One of the best ways to prepare for an emergency is to put yourself in a simulation exercise to validate and test response procedures and plans and ultimately evaluate how it goes.
At the end of 2022, the Ministry of Agriculture, Livestock and Supply (MAPA) in Brazil, together with the Veterinary Service of the State of Santa Catarina (CIDASC), organized a African swine fever outbreak simulation exercise in Presidente Getulio, Brazil.
A crowd of more than 230 professionals participated in this theoretical-practical exercise with the main goal of exercising and evaluating the Veterinary Service’s capacity to respond to an ASF outbreak, following the guidelines of the National Contingency Plan for the disease, the World Organisation for Animal Health (WOAH) shares.
During the exercise, an Animal Health Emergency Operations Center was set up for the participants to carry out the procedures in the national contingency plan and in the State Contingency Plan for Terrestrial Animal Health Emergencies of the State of Santa Catarina, WOAH reports.
On day one, participants engaged in theoretical presentations on clinical and epidemiological aspects of ASF, the role of wild boars in ASF epidemiology, procedures for the management of suspected swine hemorrhagic diseases and risk communication in animal health emergencies.

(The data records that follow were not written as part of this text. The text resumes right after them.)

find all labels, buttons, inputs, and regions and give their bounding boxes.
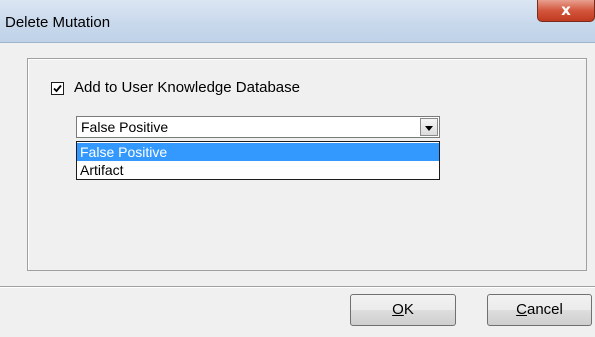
- cancel-button[interactable]: Cancel: [487, 294, 592, 326]
- close-icon: x: [561, 1, 571, 19]
- cancel-label: Cancel: [516, 301, 563, 318]
- category-combobox[interactable]: False Positive: [76, 116, 440, 138]
- delete-mutation-dialog: Delete Mutation x Add to User Knowledge …: [0, 0, 595, 337]
- ok-button[interactable]: OK: [350, 294, 456, 326]
- title-bar[interactable]: Delete Mutation x: [0, 0, 595, 43]
- divider-highlight: [0, 287, 595, 288]
- combo-selected-value: False Positive: [81, 119, 169, 135]
- add-to-knowledge-db-checkbox[interactable]: [51, 82, 64, 95]
- option-artifact[interactable]: Artifact: [77, 161, 439, 179]
- chevron-down-icon[interactable]: [420, 118, 438, 136]
- category-dropdown-list: False Positive Artifact: [76, 141, 440, 180]
- window-title: Delete Mutation: [5, 14, 111, 31]
- checkbox-label[interactable]: Add to User Knowledge Database: [74, 79, 300, 96]
- option-false-positive[interactable]: False Positive: [77, 143, 439, 161]
- ok-label: OK: [392, 301, 414, 318]
- close-button[interactable]: x: [537, 0, 595, 22]
- checkmark-icon: [53, 84, 62, 93]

They later divided into groups, rotated through six workshops on biosafety, sample collection and preparation, outbreak elimination, surveillance, transit, epidemiology and information and forms.
After this, they moved into the “practical part” of the simulation, WOAH explains. During this phase, participants put technical procedures such as clinical and epidemiological surveillance and investigation, biosecurity, collection and shipment of samples for laboratory diagnosis, elimination of outbreaks, cleaning and disinfection of facilities and control and inspection of vehicle traffic in the region tactics into practice. They also tested the use of software for data collection and processing and information management.